Which took under a half hour. Once I have gene expression levels (be they FPKMs or otherwise) I next move into some version of my gene expression QC pipeline, which I won’t repeat here.

step 6. coverage plotting

In my particular project, we have a couple of different research questions, some of which revolve around gene expression (hence Cufflinks or some other tool, above) and others of which will require some custom scripting to look at coverage around particular splice sites and polyadenylation sites. Therefore among other things I want to calculate read depth for a region of interest, which I do here using BEDtools.

First I need to create a BED file listing the genomic regions I’m interested in. In this case, I want mouse huntingtin (called Hdh or Htt depending on who you ask) as well as the knock-in construct that I added to my reference genome.

cat > htt.bed
5	34761743	34912534
Hdh_Q_ki_construct	0	799

And then I use BEDtools coverageBed:

bamfile=gsnap/1/srtd/test.bam.srtd.bam # first try on my small "test" file
coverageBed -abam $bamfile -b htt.bed -split -d > $bamfile.htt.cov 
# assuming the above test worked ok, then:
for bamfile in *.bam
    bsub -m general -q medium -W 02:00 "cd /my/working/dir/; coverageBed -abam $bamfile -b htt.bed -split -d > $bamfile.htt.cov"

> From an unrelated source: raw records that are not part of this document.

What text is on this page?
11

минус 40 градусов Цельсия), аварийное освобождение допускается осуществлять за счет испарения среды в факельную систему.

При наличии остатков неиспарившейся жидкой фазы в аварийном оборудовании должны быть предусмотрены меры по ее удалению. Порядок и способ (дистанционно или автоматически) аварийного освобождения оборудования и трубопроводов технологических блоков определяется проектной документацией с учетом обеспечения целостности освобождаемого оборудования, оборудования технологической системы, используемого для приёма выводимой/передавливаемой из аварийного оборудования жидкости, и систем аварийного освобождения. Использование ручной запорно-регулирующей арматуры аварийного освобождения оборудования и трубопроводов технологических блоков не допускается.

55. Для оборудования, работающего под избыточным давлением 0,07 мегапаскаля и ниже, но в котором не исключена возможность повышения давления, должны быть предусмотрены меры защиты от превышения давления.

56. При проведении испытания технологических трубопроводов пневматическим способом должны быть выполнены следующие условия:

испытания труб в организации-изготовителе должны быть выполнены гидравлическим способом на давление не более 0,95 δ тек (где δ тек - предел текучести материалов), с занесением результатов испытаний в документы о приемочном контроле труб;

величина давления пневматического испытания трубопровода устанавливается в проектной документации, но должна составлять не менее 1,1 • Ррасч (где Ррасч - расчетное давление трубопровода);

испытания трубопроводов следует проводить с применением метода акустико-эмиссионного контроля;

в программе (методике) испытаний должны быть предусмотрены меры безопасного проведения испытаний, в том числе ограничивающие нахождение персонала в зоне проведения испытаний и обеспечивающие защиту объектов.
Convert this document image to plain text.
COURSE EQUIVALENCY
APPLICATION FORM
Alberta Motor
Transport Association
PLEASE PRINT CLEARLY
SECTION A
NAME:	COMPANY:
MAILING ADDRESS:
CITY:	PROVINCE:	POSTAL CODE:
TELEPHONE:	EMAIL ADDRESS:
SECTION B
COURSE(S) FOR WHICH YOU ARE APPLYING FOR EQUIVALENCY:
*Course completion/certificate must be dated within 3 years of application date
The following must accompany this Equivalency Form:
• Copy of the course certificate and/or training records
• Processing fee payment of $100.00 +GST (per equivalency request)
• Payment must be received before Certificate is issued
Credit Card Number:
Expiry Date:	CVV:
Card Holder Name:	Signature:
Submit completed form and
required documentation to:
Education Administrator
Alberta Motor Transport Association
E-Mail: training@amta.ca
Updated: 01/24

Each job takes < 1 hour (I set the wall limit to 2h just to be safe.) Note the use of two options here. -d gets base pair depth at every single base of the features of interest. -split is essential for RNA-seq: when a read is split over two exons, -split prevents it from contributing to coverage calculations for the spanned intron.

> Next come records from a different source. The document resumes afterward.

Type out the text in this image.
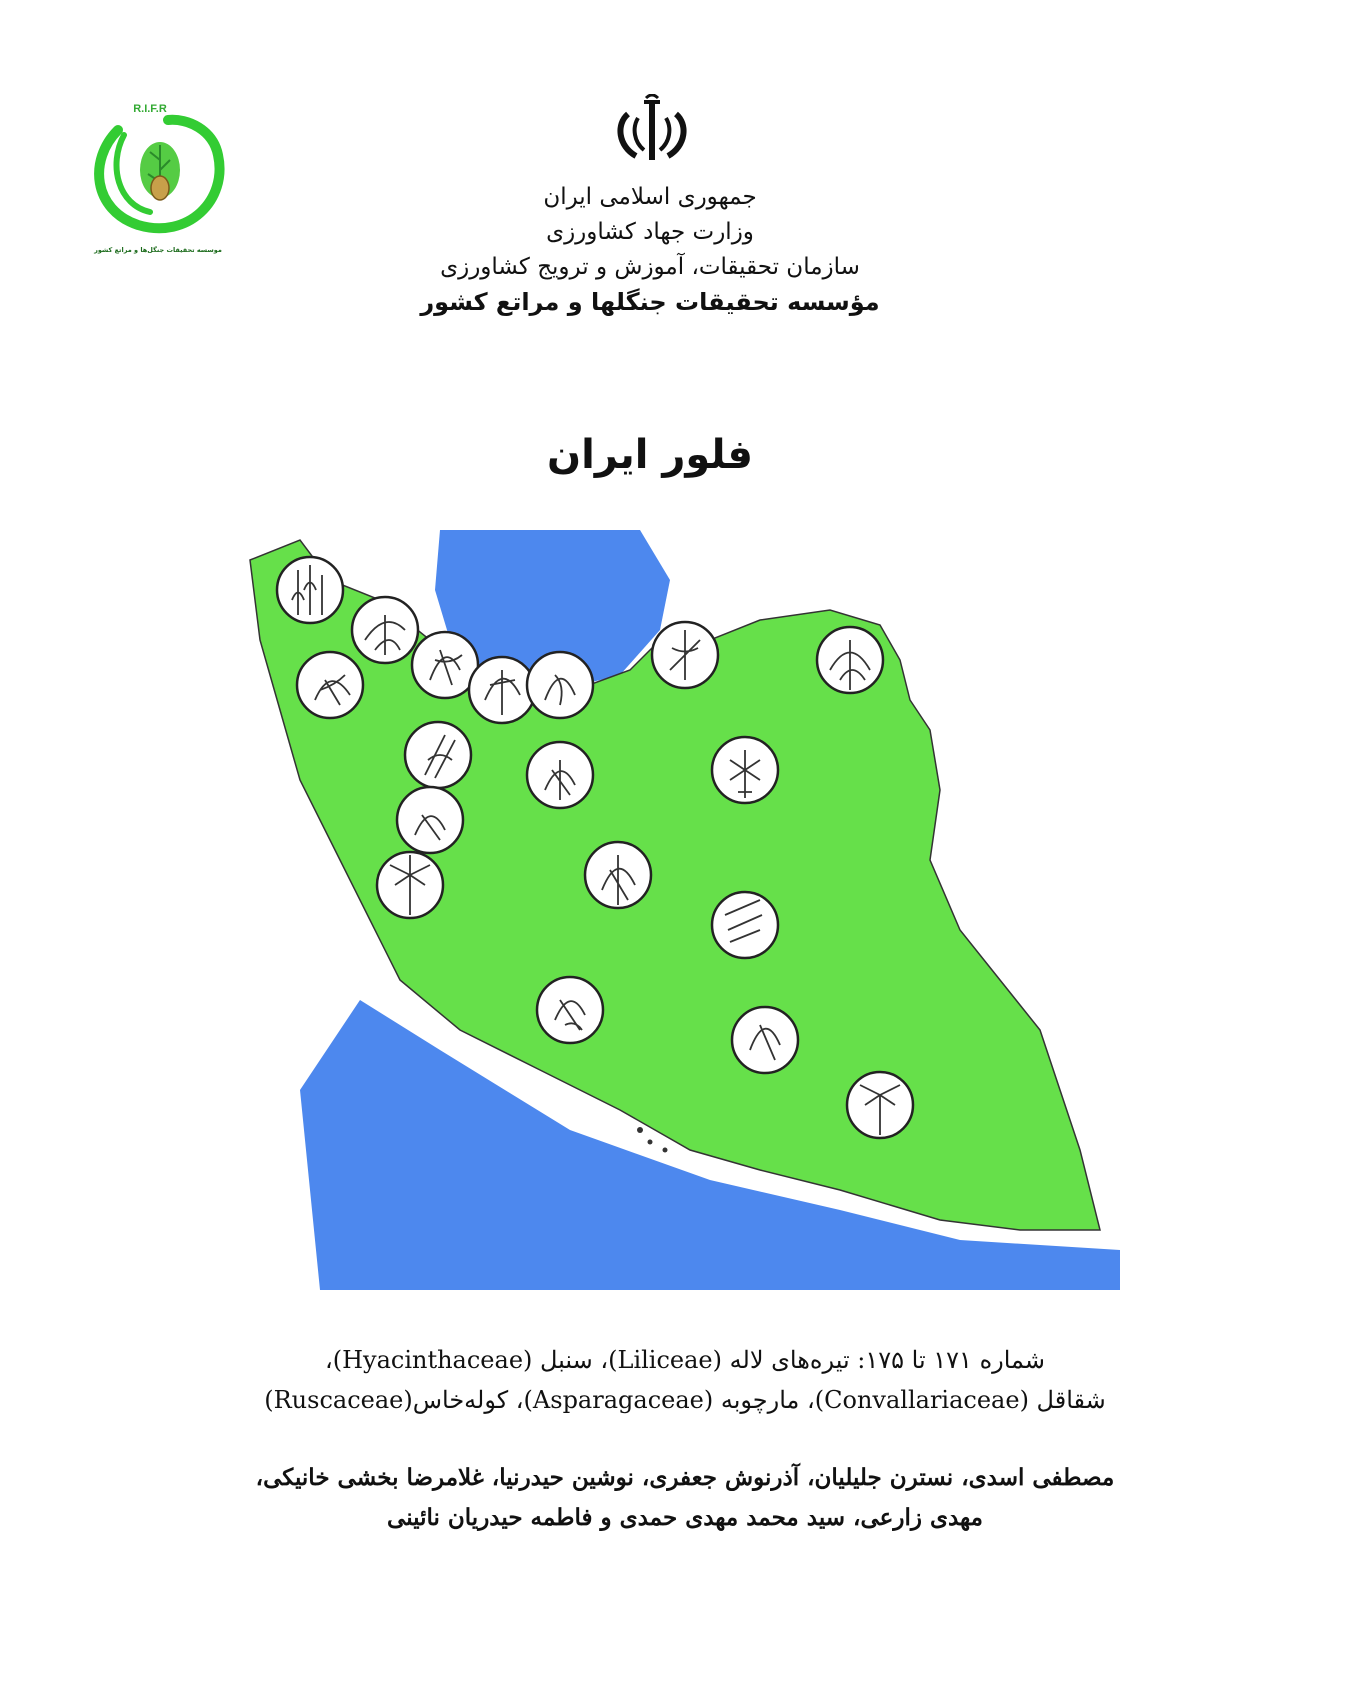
R.I.F.R
موسسه تحقیقات جنگل‌ها و مراتع کشور
جمهوری اسلامی ایران
وزارت جهاد کشاورزی
سازمان تحقیقات، آموزش و ترویج کشاورزی
مؤسسه تحقیقات جنگلها و مراتع کشور
فلور ایران
شماره ۱۷۱ تا ۱۷۵: تیره‌های لاله (Liliceae)، سنبل (Hyacinthaceae)،
شقاقل (Convallariaceae)، مارچوبه (Asparagaceae)، کوله‌خاس(Ruscaceae)
مصطفی اسدی، نسترن جلیلیان، آذرنوش جعفری، نوشین حیدرنیا، غلامرضا بخشی خانیکی،
مهدی زارعی، سید محمد مهدی حمدی و فاطمه حیدریان نائینی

The coverageBed -d output gives me five columns, which I’ll refer to as (in order): contig, start, stop, relindex, and depth. Each row just describes the depth at one particular base located at contig:(start+relindex), so all the information here can be expressed in just 3 columns (contig, start+relindex, depth). Moreover, I’ve just created 192 coverage files for 192 samples, all in exactly the same format, so I can just combine these into a matrix and save a lot of space. Here’s how:

mkdir ../combined
mkdir ../1col
# create a file to hold just the contig and base columns
cat > ../combined/locations.txt 
contig base
cat test.bam.srtd.bam.htt.cov | awk '{print $1" "$2+$4}' >> ../combined/locations.txt
# now create a 1-column version of all the coverage files
for covfile in *
  echo $covfile | awk -F"." '{print $1}' > ../1col/$covfile.1col # add a header row with the sample name (and some extraneous stuff)
  cat $covfile | awk '{print $5}' >> ../1col/$covfile.1col # add just the depth column ($5)
# paste them all together
paste ../combined/locations.txt ../1col/* > ../combined/allsamples.cov # paste all the samples together into a matrix
# remove clutterfiles
rm ../1col/*

You can then pull allsamples.cov into R and plot depth vs. base pair position for any sample (or combination of samples).


I’m not including any downstream analysis here because I wanted to keep this general. This was just a quick overview of how I’ve been aligning reads and getting coverage and expression levels. I hope it’s useful and I welcome any feedback.